Santa is not yet at 1.0. We're writing more tests, fixing bugs, working on TODOs and finishing up a security audit.

It is named Santa because it keeps track of binaries that are naughty or nice.

Santa is a project of Google's Macintosh Operations Team.

Docs

The Santa docs are stored in the Docs directory. A Read the Docs instance is available here: https://santa.readthedocs.io.

Admin-Related Features

  • Multiple modes: In the default MONITOR mode, all binaries except those marked as blacklisted will be allowed to run, whilst being logged and recorded in the events database. In LOCKDOWN mode, only whitelisted binaries are allowed to run.

  • Event logging: When the kext is loaded, all binary launches are logged. When in either mode, all unknown or denied binaries are stored in the database to enable later aggregation.

  • Certificate-based rules, with override levels: Instead of relying on a binary's hash (or 'fingerprint'), executables can be whitelisted/blacklisted by their signing certificate. You can therefore trust/block all binaries by a given publisher that were signed with that cert across version updates. A binary can only be whitelisted by its certificate if its signature validates correctly, but a rule for a binary's fingerprint will override a decision for a certificate; i.e. you can whitelist a certificate while blacklisting a binary signed with that certificate, or vice-versa.

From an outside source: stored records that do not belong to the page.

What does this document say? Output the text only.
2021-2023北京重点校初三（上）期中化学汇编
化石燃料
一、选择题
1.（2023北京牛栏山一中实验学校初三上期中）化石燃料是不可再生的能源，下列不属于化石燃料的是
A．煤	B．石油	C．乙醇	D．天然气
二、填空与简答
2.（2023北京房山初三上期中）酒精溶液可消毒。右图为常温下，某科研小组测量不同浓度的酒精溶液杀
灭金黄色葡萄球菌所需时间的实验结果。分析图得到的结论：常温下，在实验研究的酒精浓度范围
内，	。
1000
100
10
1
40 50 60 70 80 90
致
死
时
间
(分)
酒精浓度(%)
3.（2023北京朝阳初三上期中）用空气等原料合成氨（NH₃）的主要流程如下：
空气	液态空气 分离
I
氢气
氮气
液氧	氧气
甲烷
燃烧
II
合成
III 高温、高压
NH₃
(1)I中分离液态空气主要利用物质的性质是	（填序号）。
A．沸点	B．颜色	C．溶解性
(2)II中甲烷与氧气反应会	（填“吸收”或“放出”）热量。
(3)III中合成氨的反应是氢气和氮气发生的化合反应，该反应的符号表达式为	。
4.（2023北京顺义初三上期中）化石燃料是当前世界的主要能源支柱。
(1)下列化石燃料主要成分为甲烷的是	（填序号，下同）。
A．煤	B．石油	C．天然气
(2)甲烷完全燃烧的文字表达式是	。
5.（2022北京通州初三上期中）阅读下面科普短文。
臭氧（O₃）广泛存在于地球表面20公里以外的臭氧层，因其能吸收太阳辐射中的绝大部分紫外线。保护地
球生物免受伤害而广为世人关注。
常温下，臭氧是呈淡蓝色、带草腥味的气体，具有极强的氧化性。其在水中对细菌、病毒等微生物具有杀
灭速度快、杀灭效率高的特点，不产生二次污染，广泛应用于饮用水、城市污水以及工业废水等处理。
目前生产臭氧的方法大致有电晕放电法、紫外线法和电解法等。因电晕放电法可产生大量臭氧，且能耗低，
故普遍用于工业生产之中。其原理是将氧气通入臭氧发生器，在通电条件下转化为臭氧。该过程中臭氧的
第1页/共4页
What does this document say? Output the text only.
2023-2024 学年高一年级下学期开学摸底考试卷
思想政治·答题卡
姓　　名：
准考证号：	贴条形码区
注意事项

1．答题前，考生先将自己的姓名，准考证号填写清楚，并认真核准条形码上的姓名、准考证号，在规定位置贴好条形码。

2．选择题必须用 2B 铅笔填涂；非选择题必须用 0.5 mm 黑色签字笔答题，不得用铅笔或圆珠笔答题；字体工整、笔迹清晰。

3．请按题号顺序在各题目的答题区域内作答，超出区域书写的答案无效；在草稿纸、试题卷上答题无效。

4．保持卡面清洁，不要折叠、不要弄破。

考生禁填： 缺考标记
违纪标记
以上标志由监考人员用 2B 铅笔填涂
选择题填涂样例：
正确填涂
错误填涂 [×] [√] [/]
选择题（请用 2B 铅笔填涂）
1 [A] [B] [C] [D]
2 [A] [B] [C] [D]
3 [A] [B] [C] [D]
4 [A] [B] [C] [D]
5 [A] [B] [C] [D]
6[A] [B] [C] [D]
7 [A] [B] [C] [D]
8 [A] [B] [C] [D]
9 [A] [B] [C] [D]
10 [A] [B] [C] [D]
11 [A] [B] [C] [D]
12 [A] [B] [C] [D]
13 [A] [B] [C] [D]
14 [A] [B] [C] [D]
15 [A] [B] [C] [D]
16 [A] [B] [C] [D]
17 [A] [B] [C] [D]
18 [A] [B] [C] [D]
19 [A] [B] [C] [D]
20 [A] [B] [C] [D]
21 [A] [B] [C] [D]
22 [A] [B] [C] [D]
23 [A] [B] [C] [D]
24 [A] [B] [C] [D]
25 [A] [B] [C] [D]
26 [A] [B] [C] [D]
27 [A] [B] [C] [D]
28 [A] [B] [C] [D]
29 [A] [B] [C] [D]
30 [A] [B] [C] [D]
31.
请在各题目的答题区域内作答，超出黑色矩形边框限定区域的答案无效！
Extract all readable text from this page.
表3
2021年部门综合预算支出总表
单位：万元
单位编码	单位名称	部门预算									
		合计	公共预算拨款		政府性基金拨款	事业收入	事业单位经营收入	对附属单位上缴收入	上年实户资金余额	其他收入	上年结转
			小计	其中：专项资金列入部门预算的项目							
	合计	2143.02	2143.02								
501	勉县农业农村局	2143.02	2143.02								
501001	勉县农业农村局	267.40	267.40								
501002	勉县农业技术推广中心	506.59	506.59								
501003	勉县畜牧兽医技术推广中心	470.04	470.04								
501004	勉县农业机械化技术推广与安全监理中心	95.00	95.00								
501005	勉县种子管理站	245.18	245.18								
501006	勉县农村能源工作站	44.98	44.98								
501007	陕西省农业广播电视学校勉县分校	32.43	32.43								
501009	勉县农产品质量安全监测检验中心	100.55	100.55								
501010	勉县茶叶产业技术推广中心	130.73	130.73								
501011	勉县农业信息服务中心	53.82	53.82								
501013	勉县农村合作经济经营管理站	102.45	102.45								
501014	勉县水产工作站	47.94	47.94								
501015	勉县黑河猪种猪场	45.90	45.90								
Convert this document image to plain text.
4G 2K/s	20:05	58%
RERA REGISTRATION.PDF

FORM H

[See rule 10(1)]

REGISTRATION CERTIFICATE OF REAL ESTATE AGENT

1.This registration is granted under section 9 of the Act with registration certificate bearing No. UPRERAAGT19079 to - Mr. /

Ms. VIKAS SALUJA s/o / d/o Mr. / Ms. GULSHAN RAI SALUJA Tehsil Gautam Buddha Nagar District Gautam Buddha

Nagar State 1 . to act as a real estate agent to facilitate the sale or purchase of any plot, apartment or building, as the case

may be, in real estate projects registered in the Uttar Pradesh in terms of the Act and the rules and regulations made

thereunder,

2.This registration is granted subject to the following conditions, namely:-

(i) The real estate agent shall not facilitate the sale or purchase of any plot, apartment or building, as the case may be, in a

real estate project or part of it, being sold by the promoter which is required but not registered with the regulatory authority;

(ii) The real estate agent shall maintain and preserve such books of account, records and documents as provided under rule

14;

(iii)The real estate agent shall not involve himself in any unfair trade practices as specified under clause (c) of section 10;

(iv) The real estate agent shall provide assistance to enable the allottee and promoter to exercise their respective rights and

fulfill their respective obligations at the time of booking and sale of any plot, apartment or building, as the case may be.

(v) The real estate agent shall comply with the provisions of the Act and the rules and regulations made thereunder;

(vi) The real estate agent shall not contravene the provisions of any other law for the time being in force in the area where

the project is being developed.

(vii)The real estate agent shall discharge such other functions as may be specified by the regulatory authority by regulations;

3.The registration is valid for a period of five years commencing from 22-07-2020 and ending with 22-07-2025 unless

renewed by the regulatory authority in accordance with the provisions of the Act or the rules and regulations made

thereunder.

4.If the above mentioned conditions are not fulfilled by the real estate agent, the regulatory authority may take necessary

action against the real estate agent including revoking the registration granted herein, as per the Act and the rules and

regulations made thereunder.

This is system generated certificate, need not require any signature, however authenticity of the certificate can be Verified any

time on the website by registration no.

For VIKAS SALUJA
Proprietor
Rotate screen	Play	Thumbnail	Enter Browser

  • Path-based rules (via NSRegularExpression/ICU): This allows a similar feature to that found in Managed Client (the precursor to configuration profiles, which used the same implementation mechanism), Application Launch Restrictions via the mcxalr binary. This implementation carries the added benefit of being configurable via regex, and not relying on LaunchServices. As detailed in the wiki, when evaluating rules this holds the lowest precedence.

  • Failsafe cert rules: You cannot put in a deny rule that would block the certificate used to sign launchd, a.k.a. pid 1, and therefore all components used in macOS. The binaries in every OS update (and in some cases entire new versions) are therefore auto-whitelisted. This does not affect binaries from Apple's App Store, which use various certs that change regularly for common apps. Likewise, you cannot blacklist Santa itself, and Santa uses a distinct separate cert than other Google apps.

Intentions and Expectations

No single system or process will stop all attacks, or provide 100% security. Santa is written with the intention of helping protect users from themselves. People often download malware and trust it, giving the malware credentials, or allowing unknown software to exfiltrate more data about your system. As a centrally managed component, Santa can help stop the spread of malware among a large fleet of machines. Independently, Santa can aid in analyzing what is running on your computer.

Santa is part of a defense-in-depth strategy, and you should continue to protect hosts in whatever other ways you see fit.

Get Help

If you have questions or otherwise need help getting started, the santa-dev group is a great place. Please consult the wiki and issues as well.

Security and Performance-Related Features

  • In-kernel caching: whitelisted binaries are cached in the kernel so the processing required to make a request is only done if the binary isn't already cached.

  • Userland components validate each other: each of the userland components (the daemon, the GUI agent and the command-line utility) communicate with each other using XPC and check that their signing certificates are identical before any communication is accepted.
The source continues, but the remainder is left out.